Outro fenômeno positivo é que mediante casamentos, muitos brasileiros de diferentes etnias estão se miscigenando, ajudando a formar uma população realmente brasileira, demonstrando que os preconceitos raciais aqui são menores, ainda que sempre existentes. Alguns programas das televisões também procuram ressaltar somente as contribuições positivas, como da educação, quando também existem preocupações, notadamente no Japão, como o elevado número de suicídios, que merecem atenções das autoridades daquele país. Mas, no balanço geral, tudo indica que a contribuição dos imigrantes japoneses é positiva e reconhecida pela população brasileira.

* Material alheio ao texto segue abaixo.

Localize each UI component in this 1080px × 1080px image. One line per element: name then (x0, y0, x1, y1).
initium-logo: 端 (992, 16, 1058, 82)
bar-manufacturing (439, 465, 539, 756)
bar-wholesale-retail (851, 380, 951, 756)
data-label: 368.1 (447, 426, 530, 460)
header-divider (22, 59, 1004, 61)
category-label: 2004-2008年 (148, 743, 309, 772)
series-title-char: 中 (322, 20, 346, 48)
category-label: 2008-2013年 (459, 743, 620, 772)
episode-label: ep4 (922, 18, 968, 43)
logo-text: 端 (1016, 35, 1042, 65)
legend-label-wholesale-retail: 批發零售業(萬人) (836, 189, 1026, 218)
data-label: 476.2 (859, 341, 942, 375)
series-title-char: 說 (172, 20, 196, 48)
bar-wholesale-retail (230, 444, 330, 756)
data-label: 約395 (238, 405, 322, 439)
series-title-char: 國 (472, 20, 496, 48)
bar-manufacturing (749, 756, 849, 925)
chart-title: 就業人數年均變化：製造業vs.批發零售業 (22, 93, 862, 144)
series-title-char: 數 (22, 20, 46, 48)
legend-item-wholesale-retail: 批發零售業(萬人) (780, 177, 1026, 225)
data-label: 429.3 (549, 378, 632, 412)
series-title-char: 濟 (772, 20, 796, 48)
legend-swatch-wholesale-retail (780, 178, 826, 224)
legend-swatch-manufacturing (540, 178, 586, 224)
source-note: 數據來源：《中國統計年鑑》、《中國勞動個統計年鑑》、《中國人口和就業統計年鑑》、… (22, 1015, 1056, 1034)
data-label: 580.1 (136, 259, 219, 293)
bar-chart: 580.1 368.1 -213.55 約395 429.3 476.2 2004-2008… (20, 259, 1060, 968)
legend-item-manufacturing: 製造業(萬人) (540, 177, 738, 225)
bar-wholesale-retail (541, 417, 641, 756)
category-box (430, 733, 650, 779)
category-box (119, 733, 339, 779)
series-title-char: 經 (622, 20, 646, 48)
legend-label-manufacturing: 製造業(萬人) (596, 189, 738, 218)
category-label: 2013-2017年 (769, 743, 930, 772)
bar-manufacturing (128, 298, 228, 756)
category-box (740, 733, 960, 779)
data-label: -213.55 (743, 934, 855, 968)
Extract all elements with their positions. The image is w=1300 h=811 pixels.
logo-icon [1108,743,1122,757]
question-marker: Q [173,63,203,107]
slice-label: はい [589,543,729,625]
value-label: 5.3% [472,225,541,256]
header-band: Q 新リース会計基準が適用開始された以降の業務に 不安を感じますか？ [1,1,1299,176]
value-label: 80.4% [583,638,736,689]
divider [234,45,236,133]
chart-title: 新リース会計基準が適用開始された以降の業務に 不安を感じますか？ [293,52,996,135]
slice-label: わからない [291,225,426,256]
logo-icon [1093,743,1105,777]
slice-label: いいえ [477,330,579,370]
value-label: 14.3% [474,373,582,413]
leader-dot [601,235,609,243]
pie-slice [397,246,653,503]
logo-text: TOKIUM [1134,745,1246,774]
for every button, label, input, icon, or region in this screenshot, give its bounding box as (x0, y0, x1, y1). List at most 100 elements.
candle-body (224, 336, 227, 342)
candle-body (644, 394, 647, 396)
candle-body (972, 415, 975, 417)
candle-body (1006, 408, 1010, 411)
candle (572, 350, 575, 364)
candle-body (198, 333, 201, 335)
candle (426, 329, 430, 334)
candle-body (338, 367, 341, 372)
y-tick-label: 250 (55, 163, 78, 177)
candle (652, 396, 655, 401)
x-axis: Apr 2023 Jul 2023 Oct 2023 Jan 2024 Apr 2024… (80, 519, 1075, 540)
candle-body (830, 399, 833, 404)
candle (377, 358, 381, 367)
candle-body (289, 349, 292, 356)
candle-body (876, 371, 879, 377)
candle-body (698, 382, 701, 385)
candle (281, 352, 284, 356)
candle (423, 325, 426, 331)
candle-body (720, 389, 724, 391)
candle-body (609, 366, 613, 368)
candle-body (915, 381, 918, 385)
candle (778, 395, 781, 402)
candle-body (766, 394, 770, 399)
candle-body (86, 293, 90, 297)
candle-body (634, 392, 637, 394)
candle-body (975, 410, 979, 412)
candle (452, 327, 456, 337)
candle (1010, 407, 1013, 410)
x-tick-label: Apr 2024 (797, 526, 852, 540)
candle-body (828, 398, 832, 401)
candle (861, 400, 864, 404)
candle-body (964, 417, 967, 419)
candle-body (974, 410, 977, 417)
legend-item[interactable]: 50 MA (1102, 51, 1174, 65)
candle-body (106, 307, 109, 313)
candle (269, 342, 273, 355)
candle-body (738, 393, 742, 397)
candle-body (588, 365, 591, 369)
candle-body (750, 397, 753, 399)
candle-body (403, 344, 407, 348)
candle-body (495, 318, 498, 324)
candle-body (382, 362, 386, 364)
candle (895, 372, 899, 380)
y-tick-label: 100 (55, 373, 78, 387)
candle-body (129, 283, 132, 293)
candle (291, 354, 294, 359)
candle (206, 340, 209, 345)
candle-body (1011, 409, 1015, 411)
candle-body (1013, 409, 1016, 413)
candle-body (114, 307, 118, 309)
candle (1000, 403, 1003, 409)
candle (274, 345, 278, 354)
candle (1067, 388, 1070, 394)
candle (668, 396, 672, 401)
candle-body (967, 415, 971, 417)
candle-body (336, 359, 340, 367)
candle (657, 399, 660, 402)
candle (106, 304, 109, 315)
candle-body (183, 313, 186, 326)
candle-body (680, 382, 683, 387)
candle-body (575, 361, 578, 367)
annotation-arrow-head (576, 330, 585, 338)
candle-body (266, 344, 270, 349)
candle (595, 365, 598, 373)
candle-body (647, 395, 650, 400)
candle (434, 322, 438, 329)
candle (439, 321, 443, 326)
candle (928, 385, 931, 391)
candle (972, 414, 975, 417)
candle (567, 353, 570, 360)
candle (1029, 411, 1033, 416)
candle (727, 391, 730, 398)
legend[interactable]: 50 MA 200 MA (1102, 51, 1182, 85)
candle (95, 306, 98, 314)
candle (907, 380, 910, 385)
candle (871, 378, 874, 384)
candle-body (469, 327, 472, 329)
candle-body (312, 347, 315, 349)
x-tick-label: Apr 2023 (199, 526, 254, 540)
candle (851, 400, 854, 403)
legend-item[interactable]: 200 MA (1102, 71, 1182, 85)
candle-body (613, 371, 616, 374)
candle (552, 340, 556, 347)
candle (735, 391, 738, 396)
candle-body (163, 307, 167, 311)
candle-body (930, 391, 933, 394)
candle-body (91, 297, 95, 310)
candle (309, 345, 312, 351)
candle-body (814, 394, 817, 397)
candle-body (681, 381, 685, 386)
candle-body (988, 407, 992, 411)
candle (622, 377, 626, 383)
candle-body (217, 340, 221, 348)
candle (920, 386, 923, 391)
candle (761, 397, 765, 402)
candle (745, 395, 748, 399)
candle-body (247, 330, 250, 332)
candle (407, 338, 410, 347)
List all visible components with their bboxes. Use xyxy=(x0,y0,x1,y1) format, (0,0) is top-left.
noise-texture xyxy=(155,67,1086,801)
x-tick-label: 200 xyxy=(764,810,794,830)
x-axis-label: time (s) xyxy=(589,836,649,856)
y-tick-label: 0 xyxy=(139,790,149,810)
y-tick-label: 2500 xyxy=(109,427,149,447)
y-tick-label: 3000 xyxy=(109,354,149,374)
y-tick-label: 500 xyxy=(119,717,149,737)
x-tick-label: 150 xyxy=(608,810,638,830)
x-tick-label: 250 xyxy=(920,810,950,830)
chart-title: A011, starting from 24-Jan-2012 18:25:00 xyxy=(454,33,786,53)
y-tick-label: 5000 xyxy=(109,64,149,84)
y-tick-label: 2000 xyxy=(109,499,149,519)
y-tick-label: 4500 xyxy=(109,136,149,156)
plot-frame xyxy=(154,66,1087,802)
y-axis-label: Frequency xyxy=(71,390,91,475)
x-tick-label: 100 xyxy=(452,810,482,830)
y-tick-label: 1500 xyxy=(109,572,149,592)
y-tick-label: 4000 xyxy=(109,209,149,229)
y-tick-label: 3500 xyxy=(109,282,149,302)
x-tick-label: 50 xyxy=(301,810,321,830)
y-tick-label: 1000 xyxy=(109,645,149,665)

2 Comentários para “Pequenos Reparos nos 110 Anos dos Japoneses no Brasil”

  1. Carlos Abreu
    1  escreveu às 18:26 em 20 de julho de 2018:

    Sr. Paulo, por favor me corrija se eu estiver errado, mas existe uma diferença entre número de imigrantes e colônia (comunidade), não? Como colônia, entendo que significa dizer uma aglomeração fechada vivendo / mantendo seus próprios costumes. Quando estudamos a língua japonesa mais profundamente, ficamos conhecendo o koronia-go, que é o japonês falado por aqueles que para cá vieram e que não sofreu influência das mudanças do Japão moderno. Mesmo lá, no museu (em kobe) de onde partiram os primeiros japoneses, eles se referem ao Brasil como colônia ‘cápsula do tempo’. Não conheço uma “colônia” japonesa semelhante nos EUA, como temos no Brasil. O senhor conhece?

  2. Paulo Yokota
    2  escreveu às 10:34 em 23 de julho de 2018:

    Caro Carlos Abreu,

    Eu pessoalmente não aprecio a expressão “colônia”, pois para mim veio da época em que havia uma metrópole, como Portugal e Brasil, além de muitos países europeus e suas colônias. Entendo que “comunidade” seja mais adequada, por incluir os imigrantes e seus descendentes, como V. sugeriu, mais aberta. No caso dos japoneses como europeus que vieram como imigrantes para o Brasil, houve uma deterioração cultural, gerando até o que V. chamou de “koronia-go”, que nem é japonês e muito menos português. Por exemplo, muitos descendentes de japoneses continuam usando uma moeda que não existe, o “miru” que seria uma adaptação do mil reis até hoje, que nem sei bem se seria um real hoje. Nos Estados Unidos, pelo que sei, por causa do isolamento de japoneses e seus descendentes durante a guerra em acampamentos que hoje estão sendo usados para acomodarem até crianças de imigrantes ilegais, foram obrigados a usarem o inglês, deixando de usar o japonês, não havendo uma mistura como no Brasil e algumas palavras adaptadas. Como chegou a haver Batalhão de nipo-americanos que foram enviados para a Europa como soldados, eles tiveram contatos com alguns pracinhas nipo-brasileiros e estranhavam que as tropas brasileiras tinham descendentes de africanos, japoneses, e muitos outros. (Está no livro “Um médico brasileiro no front” – diário de Massaki Udihara na II Guerra Mundial que ajudei a transformar num livro). Hoje, com muitos casamentos de pessoas de etnias diferentes no Brasil, mesmo com o destaque de algumas contribuições de imigrantes, acredito que esteja havendo uma maior integração, como foi possível ver no Festival do Japão deste ano. Acho que o Brasil é mais aberto que muitos outros países, a ponto de no bairro da Liberdade em São Paulo, haver hoje mais coreanos e chineses, mas continua sendo conhecido como japonês, quando o mais adequado seria asiático. Certamente muitos descendentes de japoneses do Brasil não conhecem o atual Japão, que continua também mudando, ainda que num ritmo menos acelerado do que seria desejável. Nos Estados Unidos conheci nikkeis em Havaí, na Califórnia como em Nova York, mas na sua maioria não usam o idioma japonês, mas somente o inglês.